Entro en la
habitación y, al mirarlo en el reclinable, me parece difícil creer que es él quien
está sentado junto al ventanal soleado.
–No sé cuanto
mido ahora –bromeó mi padre en una consulta médica– ¡pero yo era un gigante de
1.68!
Aquella broma me
hizo reír, al igual que al personal médico. Hoy que la recuerdo, más que una
risa, me ha llevado a las lejanas tierras de mis recuerdos de infancia.
Era yo una niña,
como decía mi abuelo, “melindrosa”. El tema de la comida era, sin duda, una
verdadera pesadilla para mi madre y la cocinera. Verde era un color que siempre
traía problemas pues, fuera un vegetal o una pasta, su coloración la colocaba
en mi larga lista de “incomible”.
Las técnicas y
trucos que mi mamá intentó para que engullera la comida de casa fueron
infinitos pero, uno en especial, se convirtió en la más frecuente –no por ello
la más efectivo.
–No te levantas
de la mesa hasta que te hayas comido el arroz –amenazaba mi madre.
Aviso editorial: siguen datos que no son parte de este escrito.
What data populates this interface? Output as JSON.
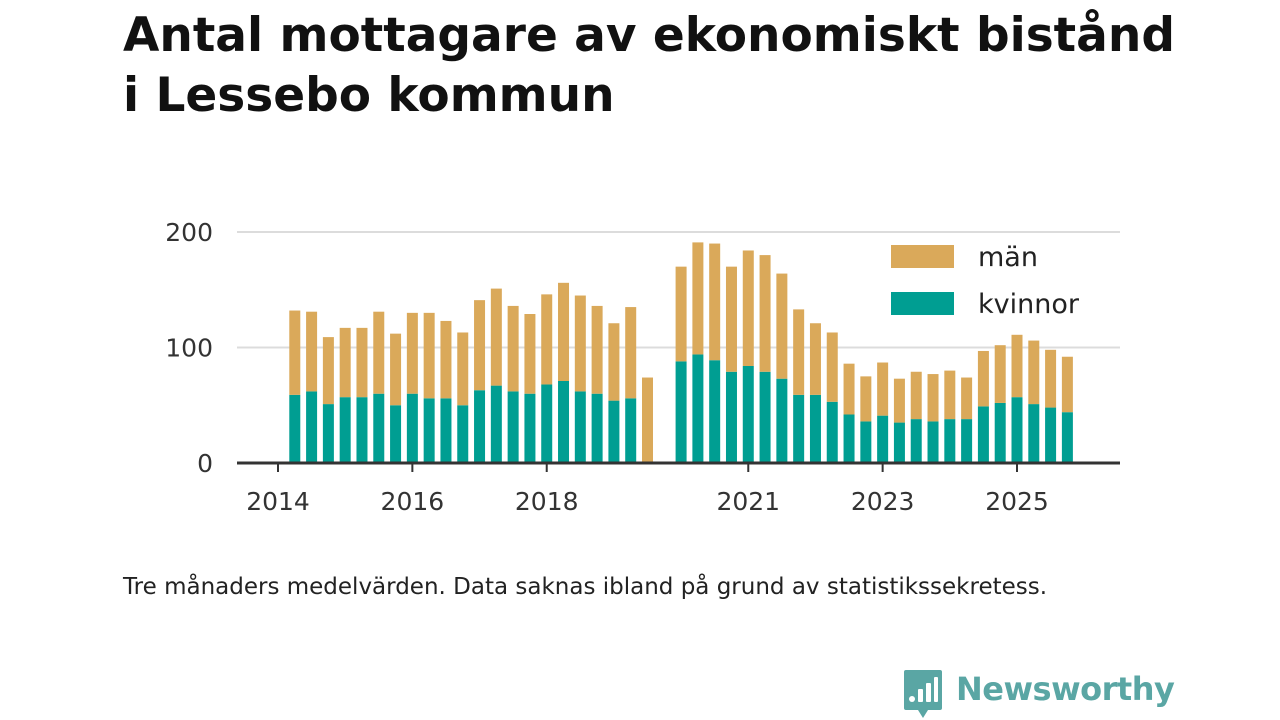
{
  "header": {
    "title_line1": "Antal mottagare av ekonomiskt bistånd",
    "title_line2": "i Lessebo kommun"
  },
  "footer": {
    "caption": "Tre månaders medelvärden. Data saknas ibland på grund av statistikssekretess.",
    "brand": "Newsworthy"
  },
  "colors": {
    "man": "#daa95a",
    "kvinnor": "#009e92",
    "grid": "#dcdcdc",
    "axis": "#333333",
    "brand": "#5aa6a4"
  },
  "chart_data": {
    "type": "bar",
    "stacked": true,
    "title": "Antal mottagare av ekonomiskt bistånd i Lessebo kommun",
    "xlabel": "",
    "ylabel": "",
    "ylim": [
      0,
      200
    ],
    "yticks": [
      0,
      100,
      200
    ],
    "grid": true,
    "legend_position": "top-right",
    "x_tick_labels": [
      {
        "label": "2014",
        "x": 2014.0
      },
      {
        "label": "2016",
        "x": 2016.0
      },
      {
        "label": "2018",
        "x": 2018.0
      },
      {
        "label": "2021",
        "x": 2021.0
      },
      {
        "label": "2023",
        "x": 2023.0
      },
      {
        "label": "2025",
        "x": 2025.0
      }
    ],
    "x": [
      2014.25,
      2014.5,
      2014.75,
      2015.0,
      2015.25,
      2015.5,
      2015.75,
      2016.0,
      2016.25,
      2016.5,
      2016.75,
      2017.0,
      2017.25,
      2017.5,
      2017.75,
      2018.0,
      2018.25,
      2018.5,
      2018.75,
      2019.0,
      2019.25,
      2019.5,
      2019.75,
      2020.0,
      2020.25,
      2020.5,
      2020.75,
      2021.0,
      2021.25,
      2021.5,
      2021.75,
      2022.0,
      2022.25,
      2022.5,
      2022.75,
      2023.0,
      2023.25,
      2023.5,
      2023.75,
      2024.0,
      2024.25,
      2024.5,
      2024.75,
      2025.0,
      2025.25,
      2025.5,
      2025.75
    ],
    "series": [
      {
        "name": "kvinnor",
        "color": "#009e92",
        "values": [
          59,
          62,
          51,
          57,
          57,
          60,
          50,
          60,
          56,
          56,
          50,
          63,
          67,
          62,
          60,
          68,
          71,
          62,
          60,
          54,
          56,
          null,
          null,
          88,
          94,
          89,
          79,
          84,
          79,
          73,
          59,
          59,
          53,
          42,
          36,
          41,
          35,
          38,
          36,
          38,
          38,
          49,
          52,
          57,
          51,
          48,
          44
        ]
      },
      {
        "name": "män",
        "color": "#daa95a",
        "values": [
          73,
          69,
          58,
          60,
          60,
          71,
          62,
          70,
          74,
          67,
          63,
          78,
          84,
          74,
          69,
          78,
          85,
          83,
          76,
          67,
          79,
          74,
          null,
          82,
          97,
          101,
          91,
          100,
          101,
          91,
          74,
          62,
          60,
          44,
          39,
          46,
          38,
          41,
          41,
          42,
          36,
          48,
          50,
          54,
          55,
          50,
          48
        ]
      }
    ]
  },
  "legend": [
    {
      "label": "män",
      "color": "#daa95a"
    },
    {
      "label": "kvinnor",
      "color": "#009e92"
    }
  ]
}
Yo ni
siquiera la volteaba a mirar.
Pasaba las
tardes sentada frente al plato de comida helada y observaba como en el muro se
dibujaban las sombras cambiantes por la caída del sol a través de la ventana.
Como la opción de comer estaba descartada desde el inicio de la contienda, la
única salida que me quedaba era ver surgir una sombra en el muro del fondo: la
silueta de mi padre dibujada por el foco de la estancia, cuando volvía a casa.
Cuando eso
ocurría, ¡mi salvación y esperanza de dejar la silla del antecomedor resurgían!
Entonces
iniciaba un discurso que podría repetir hasta en sueños. Mi padre pronunciaba
la pregunta de siempre: “¿Qué haces aquí sentada, flaca?”. Y yo respondía
repitiendo la orden de mi mamá, quien, suponiendo que la escena había comenzado
en la planta baja, afianzaba su postura con la nueva amenaza de que dormiría
ahí –si era necesario– hasta que lo comiera todo.
Entonces mi papi
–tal vez conmovido por mi cara aburrida o intuyendo que mi temperamento terco
no me ayudaría a cambiar– preguntaba, casi al aire, “¿Qué no hay otra cosa que
pueda comer esta niña?”. Y formulada su frase, iniciaba la consabida
declaración de guerra entre mis padres.
–¡Por hacer esto es que Nuria no me
obedece! ¡Siempre la dejas hacer lo que se le da la gana! –reclamaba mi madre,
furiosa, al ver su autoridad socavada por la actitud solapadora de mi padre.
Ignorando los
reclamos o contestándolos con frases que trataban de quitar el enroque en el
que se atrancaban las argumentaciones mutuas, al final, yo escuchaba de mi
padre la frase que abría de par en par mi salida al prolongado castigo.
–¿Qué quieres
comer, Chepi? –me preguntaba papá–
¿quieres un huevo estrellado?
–No –respondía
yo, en voz baja –no me gusta el huevo estrellado, mejor una yema con azúcar.
–Prepárenle a
esta niña una yema con azúcar para que pueda subir a hacer las tareas –ordenaba
él, y era como el banderazo a un interminable tronar de fuegos pirotécnicos pues,
mi mami, enfadada por el desenlace, salía entre peroratas y hecha una furia del
antecomedor.
Si, mi papá fue el gigante de 1.68 que acababa con mis pesares después de pasar horas y horas
sentada frente a un plato de arroz frío que –dicho sea de paso– se me pegaba en
la garganta y ¡sabía horrible!
Lo extraño de la
vida es que, en las últimas semanas, mi papi ha pasado días enteros rehusando
comer y, algunos días, esto se ha convertido en una amenaza grave contra su
salud. Y hoy, yo recuerdo aquellos tiempos en que él me convencía de comer,
aunque fuera una yema con azúcar, para aligerar mi vida.
¡Cuánto desearía poder hacer lo mismo por ti, ahora, papito! ¡Lo que no haría por ver aparecer la sombra de mi gigante de 1.68!